Common Mistakes in This Comparison
Even people who run the comparison carefully tend to stumble on the same few reasoning errors. Naming them helps you avoid them.
The recurring errors
- Treating capability as binary. People assume local cannot match the cloud at all, when for their actual tasks a smaller model is frequently sufficient. The question is task-specific, not categorical.
- Ignoring the labor cost of local. The marginal-cost advantage is real, but it does not account for the human time spent maintaining the setup. Counting only per-request savings flatters the local case.
- Choosing on identity rather than fit. People adopt a camp and then justify it, instead of letting the axes decide per task. The same person should comfortably run local for one job and cloud for another.
Working through these errors deliberately is what turns the comparison from a preference into a defensible decision.
Revisiting the Decision Over Time
A choice made today is not permanent, and treating it as such is its own mistake. The axes that decided a task can shift, and a periodic review keeps your setup aligned with reality rather than with a decision you made under old conditions.
What changes the answer
- Usage volume grows or shrinks. A task that was too light to justify local economics can cross the threshold as adoption increases, and the reverse happens when usage fades.
- Hardware improves. As the machines you own become more capable, the capability axis moves, bringing tasks that once required the cloud within local reach.

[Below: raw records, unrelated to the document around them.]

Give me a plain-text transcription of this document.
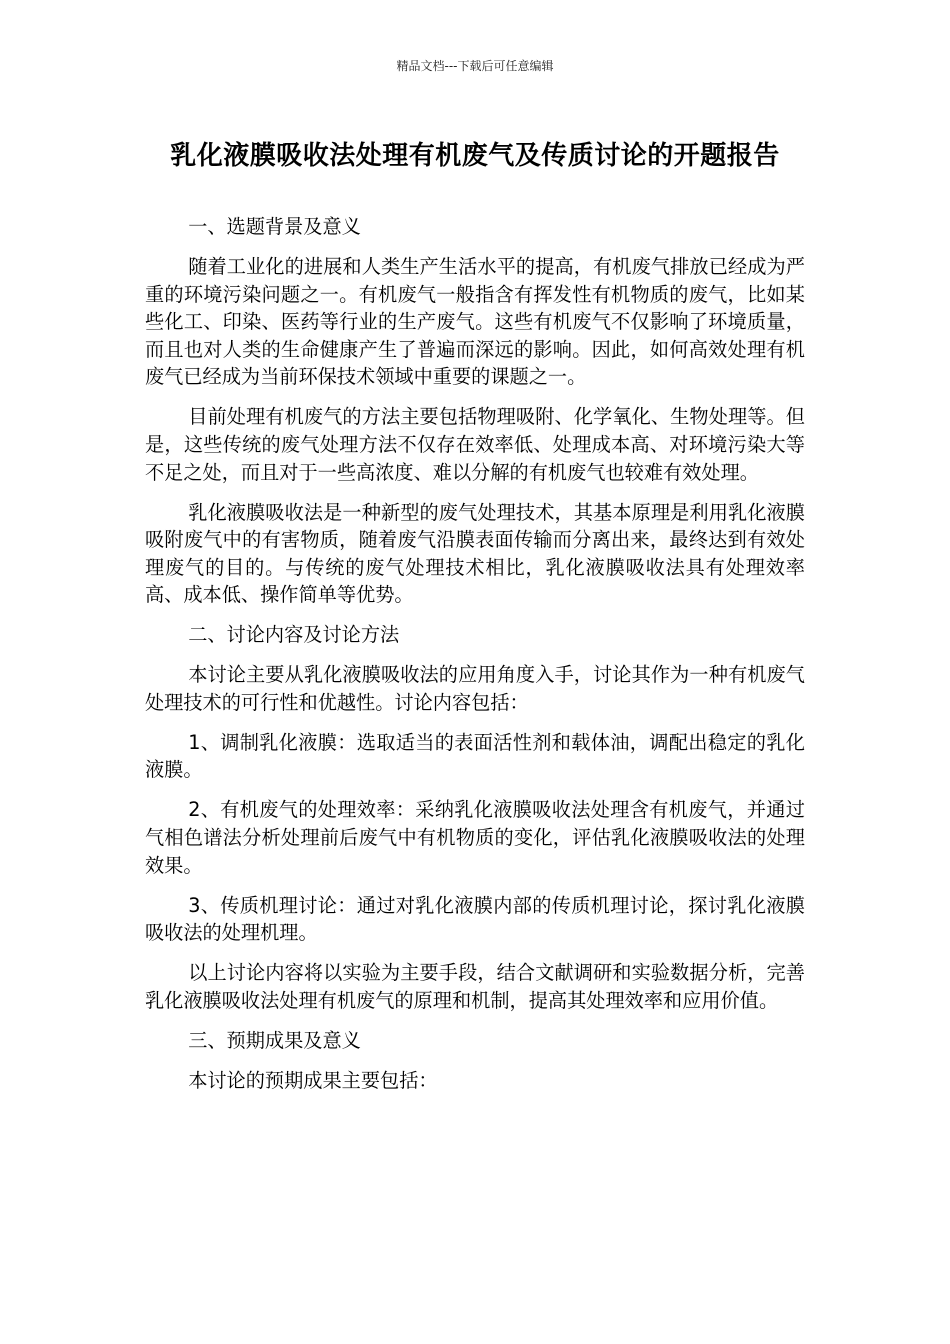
精品文档---下载后可任意编辑
乳化液膜吸收法处理有机废气及传质讨论的开题报告

一、选题背景及意义

随着工业化的进展和人类生产生活水平的提高，有机废气排放已经成为严重的环境污染问题之一。有机废气一般指含有挥发性有机物质的废气，比如某些化工、印染、医药等行业的生产废气。这些有机废气不仅影响了环境质量，而且也对人类的生命健康产生了普遍而深远的影响。因此，如何高效处理有机废气已经成为当前环保技术领域中重要的课题之一。

目前处理有机废气的方法主要包括物理吸附、化学氧化、生物处理等。但是，这些传统的废气处理方法不仅存在效率低、处理成本高、对环境污染大等不足之处，而且对于一些高浓度、难以分解的有机废气也较难有效处理。

乳化液膜吸收法是一种新型的废气处理技术，其基本原理是利用乳化液膜吸附废气中的有害物质，随着废气沿膜表面传输而分离出来，最终达到有效处理废气的目的。与传统的废气处理技术相比，乳化液膜吸收法具有处理效率高、成本低、操作简单等优势。

二、讨论内容及讨论方法

本讨论主要从乳化液膜吸收法的应用角度入手，讨论其作为一种有机废气处理技术的可行性和优越性。讨论内容包括：

1、调制乳化液膜：选取适当的表面活性剂和载体油，调配出稳定的乳化液膜。

2、有机废气的处理效率：采纳乳化液膜吸收法处理含有机废气，并通过气相色谱法分析处理前后废气中有机物质的变化，评估乳化液膜吸收法的处理效果。

3、传质机理讨论：通过对乳化液膜内部的传质机理讨论，探讨乳化液膜吸收法的处理机理。

以上讨论内容将以实验为主要手段，结合文献调研和实验数据分析，完善乳化液膜吸收法处理有机废气的原理和机制，提高其处理效率和应用价值。

三、预期成果及意义

本讨论的预期成果主要包括：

- Sensitivity classification changes. Data that was not considered sensitive may become regulated, flipping a task to local by constraint rather than choice.
Building the review habit
The practical move is to schedule a periodic look at which tasks sit where and why, the same way you would review any operational decision. Each review walks the same decision rule and asks whether any axis has moved enough to change the routing. Most reviews change nothing, which is fine; the value is catching the occasional task whose answer has quietly flipped. The framework for reasoning about local deployments builds exactly this kind of periodic reassessment into its maintenance loop.
Frequently Asked Questions
Is local always more private than cloud?
In the sense that data stays on your hardware, yes. But local only delivers that privacy if you configure it correctly and do not inadvertently route data elsewhere. Privacy is a property of your whole setup, not just the model location.
Does local always save money?
No. Local trades high upfront cost for low marginal cost, so it only saves money when usage is high enough to amortize the hardware. Light or occasional use is usually cheaper in the cloud.
Can a local model match a frontier cloud model?
For many specific tasks, a well-chosen local model is good enough. For tasks that genuinely require frontier reasoning, local is bounded by your hardware and often cannot match the largest cloud models.
How do I start with hybrid without overcomplicating things?
Begin with one clear rule, such as routing all sensitive data locally and everything else to the cloud. Add routing nuance only as you learn which tasks justify it. Premature complexity is the main risk.
What is the single most decisive axis?
Privacy. If data cannot leave your machine, that constraint settles the choice before cost, capability, or latency enter the picture. Start there every time.
Key Takeaways
- The real choice is three-way: pure cloud, pure local, or a deliberate hybrid.
- Privacy is a hard constraint that overrides every other axis when it applies.
- Local trades high upfront cost for low marginal cost, favoring heavy steady usage.
- Cloud offers the highest capability ceiling; local is bounded by your hardware.
- Mature setups route tasks by sensitivity, cost, and capability rather than picking one camp.